Pesachim 3:2-3

Pesachim 3:2

If there is an olive-sized volume of dough in the cracks of a kneading trough, it must be removed. If not, it is nullified because of its insignificant size. The same volume applies in matters of ritual impurity (i.e., a volume of dough that must be removed is considered significant enough to protect the vessel from ritual impurity if touched by an unclean vermin). If one is particular to remove a smaller volume of dough, it will protect the vessel (because it’s significant to the owner of the vessel). If he is content to leave the smaller volume of dough where it is, it is subordinate and considered part of the vessel (and if a vermin touches the dough, it’s the same as touching the vessel itself).

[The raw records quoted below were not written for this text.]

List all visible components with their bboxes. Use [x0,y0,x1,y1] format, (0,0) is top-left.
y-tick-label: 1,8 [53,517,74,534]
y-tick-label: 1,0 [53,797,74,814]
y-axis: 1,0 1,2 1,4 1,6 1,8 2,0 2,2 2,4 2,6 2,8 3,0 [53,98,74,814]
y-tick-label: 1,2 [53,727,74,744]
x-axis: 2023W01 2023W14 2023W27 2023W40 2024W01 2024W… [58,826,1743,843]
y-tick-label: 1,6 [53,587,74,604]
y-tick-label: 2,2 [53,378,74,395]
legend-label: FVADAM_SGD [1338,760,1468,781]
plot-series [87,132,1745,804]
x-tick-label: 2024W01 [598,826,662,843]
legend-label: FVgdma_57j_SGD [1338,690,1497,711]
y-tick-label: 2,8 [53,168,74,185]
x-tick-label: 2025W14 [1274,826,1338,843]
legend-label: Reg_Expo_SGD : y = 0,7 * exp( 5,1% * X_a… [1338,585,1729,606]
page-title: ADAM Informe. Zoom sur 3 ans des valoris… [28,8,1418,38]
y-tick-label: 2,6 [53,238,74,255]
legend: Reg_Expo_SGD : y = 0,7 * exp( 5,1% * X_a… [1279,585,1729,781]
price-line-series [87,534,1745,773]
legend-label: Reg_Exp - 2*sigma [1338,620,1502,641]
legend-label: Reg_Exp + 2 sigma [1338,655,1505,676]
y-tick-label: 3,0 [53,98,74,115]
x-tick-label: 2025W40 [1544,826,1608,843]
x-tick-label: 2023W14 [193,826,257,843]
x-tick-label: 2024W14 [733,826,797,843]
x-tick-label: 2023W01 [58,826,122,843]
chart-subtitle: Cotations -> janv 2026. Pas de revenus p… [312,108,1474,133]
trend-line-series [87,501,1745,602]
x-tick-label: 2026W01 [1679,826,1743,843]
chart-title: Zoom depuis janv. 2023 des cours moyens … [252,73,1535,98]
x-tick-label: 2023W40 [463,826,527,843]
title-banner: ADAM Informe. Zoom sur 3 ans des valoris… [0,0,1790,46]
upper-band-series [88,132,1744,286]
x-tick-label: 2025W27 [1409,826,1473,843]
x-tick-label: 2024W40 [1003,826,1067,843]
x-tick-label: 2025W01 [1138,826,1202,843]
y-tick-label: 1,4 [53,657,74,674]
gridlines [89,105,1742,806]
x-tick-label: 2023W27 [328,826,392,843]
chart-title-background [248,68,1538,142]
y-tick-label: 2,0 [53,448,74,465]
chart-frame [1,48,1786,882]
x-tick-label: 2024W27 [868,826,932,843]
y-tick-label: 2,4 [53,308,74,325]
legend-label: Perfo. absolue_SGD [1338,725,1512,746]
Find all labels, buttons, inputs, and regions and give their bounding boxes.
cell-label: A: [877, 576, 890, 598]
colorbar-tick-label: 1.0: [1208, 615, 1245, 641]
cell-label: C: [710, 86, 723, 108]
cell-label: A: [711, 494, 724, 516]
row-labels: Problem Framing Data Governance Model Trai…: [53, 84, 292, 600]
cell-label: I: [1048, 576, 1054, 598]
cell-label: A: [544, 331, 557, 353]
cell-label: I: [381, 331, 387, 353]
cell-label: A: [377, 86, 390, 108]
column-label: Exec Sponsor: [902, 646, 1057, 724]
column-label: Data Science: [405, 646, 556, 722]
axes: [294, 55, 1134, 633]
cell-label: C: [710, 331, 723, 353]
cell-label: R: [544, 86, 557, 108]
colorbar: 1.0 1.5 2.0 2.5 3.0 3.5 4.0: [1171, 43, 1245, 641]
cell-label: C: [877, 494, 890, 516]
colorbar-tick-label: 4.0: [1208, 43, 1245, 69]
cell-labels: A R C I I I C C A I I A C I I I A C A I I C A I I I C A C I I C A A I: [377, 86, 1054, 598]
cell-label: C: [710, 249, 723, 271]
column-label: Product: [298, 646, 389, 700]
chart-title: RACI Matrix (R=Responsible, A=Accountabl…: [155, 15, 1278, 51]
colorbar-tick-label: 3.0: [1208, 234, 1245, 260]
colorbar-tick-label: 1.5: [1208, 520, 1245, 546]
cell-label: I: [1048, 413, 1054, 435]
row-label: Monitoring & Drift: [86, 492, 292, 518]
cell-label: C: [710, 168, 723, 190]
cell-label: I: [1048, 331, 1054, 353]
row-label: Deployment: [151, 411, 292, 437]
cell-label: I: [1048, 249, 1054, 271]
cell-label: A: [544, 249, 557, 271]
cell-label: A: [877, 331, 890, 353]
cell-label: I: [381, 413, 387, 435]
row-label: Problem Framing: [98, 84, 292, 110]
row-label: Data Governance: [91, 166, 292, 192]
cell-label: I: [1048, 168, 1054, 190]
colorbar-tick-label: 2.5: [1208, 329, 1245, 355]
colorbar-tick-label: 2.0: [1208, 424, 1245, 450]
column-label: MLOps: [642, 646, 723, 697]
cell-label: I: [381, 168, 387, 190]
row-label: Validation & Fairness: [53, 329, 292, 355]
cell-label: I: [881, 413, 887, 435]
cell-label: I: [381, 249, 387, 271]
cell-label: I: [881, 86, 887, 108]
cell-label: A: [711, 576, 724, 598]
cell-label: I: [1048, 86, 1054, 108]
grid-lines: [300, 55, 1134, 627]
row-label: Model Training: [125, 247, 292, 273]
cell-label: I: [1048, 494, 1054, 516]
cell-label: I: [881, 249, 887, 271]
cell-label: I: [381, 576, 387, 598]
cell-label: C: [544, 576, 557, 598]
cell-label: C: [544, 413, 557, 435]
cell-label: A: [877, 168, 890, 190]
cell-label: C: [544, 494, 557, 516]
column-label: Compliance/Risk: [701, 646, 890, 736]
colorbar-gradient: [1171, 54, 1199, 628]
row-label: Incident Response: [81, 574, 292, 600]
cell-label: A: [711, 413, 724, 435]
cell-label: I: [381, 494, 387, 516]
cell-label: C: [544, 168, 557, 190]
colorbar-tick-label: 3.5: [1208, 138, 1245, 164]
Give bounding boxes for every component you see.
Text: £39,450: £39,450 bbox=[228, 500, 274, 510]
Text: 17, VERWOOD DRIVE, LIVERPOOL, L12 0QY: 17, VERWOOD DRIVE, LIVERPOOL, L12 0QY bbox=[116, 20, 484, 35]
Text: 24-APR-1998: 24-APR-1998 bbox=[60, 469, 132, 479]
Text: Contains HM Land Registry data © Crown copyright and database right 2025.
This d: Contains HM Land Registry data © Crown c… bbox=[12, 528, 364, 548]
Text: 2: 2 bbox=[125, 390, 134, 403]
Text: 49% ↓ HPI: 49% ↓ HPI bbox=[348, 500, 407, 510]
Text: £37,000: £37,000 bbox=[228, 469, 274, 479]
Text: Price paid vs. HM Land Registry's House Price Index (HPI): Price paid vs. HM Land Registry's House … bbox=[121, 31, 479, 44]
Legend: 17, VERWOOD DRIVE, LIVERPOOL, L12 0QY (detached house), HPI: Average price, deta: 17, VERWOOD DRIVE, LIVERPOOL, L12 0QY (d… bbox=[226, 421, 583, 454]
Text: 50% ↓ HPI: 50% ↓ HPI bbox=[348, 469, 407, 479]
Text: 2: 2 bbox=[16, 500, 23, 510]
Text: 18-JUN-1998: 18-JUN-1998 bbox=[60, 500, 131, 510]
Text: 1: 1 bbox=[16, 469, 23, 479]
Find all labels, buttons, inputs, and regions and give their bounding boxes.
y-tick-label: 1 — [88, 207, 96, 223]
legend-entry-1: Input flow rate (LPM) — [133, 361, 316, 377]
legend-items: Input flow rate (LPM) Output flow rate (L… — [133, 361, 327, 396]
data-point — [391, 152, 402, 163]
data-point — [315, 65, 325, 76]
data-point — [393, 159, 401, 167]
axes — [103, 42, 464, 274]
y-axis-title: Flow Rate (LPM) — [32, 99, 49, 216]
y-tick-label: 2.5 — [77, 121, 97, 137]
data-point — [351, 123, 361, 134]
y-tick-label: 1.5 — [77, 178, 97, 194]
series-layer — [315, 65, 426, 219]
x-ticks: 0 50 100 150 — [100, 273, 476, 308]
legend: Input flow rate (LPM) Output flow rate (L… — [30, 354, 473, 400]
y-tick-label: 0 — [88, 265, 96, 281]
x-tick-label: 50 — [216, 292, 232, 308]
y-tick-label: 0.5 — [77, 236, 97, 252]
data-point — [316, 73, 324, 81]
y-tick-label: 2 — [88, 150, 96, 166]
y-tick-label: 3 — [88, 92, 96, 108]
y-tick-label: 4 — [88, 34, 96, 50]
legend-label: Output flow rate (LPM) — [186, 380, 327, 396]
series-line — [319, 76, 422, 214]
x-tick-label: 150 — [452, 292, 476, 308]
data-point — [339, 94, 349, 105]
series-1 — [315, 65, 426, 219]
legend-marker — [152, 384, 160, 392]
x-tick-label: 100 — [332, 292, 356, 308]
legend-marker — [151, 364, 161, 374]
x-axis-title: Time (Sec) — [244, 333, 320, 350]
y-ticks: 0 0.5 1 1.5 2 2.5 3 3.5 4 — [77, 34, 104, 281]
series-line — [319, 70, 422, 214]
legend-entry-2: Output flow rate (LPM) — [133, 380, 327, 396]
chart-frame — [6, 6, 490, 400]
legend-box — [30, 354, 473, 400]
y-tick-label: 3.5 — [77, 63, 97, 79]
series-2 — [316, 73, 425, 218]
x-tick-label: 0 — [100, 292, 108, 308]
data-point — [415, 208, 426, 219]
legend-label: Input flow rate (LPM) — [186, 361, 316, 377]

If dough shows no sign of rising but there is other dough from this batch that did rise, it is prohibited.

Pesachim 3:3

How does one separate challah (the portion for the kohanim) from ritually-impure dough on yom tov of Passover? (It can’t be given to a kohein because it’s unclean, so it may not be baked because it won’t be eaten on yom tov. It can’t be burned because sanctified foods are not burned on yom tov. If left alone, it will rise.) Rabbi Eliezer says that in such a case the woman does not designate the portion of challah until after the dough has been baked. Rabbi Yehuda ben Beseira says that she puts the dough in cold water (to keep it from rising). Rabbi Yehoshua says that this is not chometz that we are warned not to possess over Passover. Accordingly, it may be left until after yom tov and if it rises, it rises.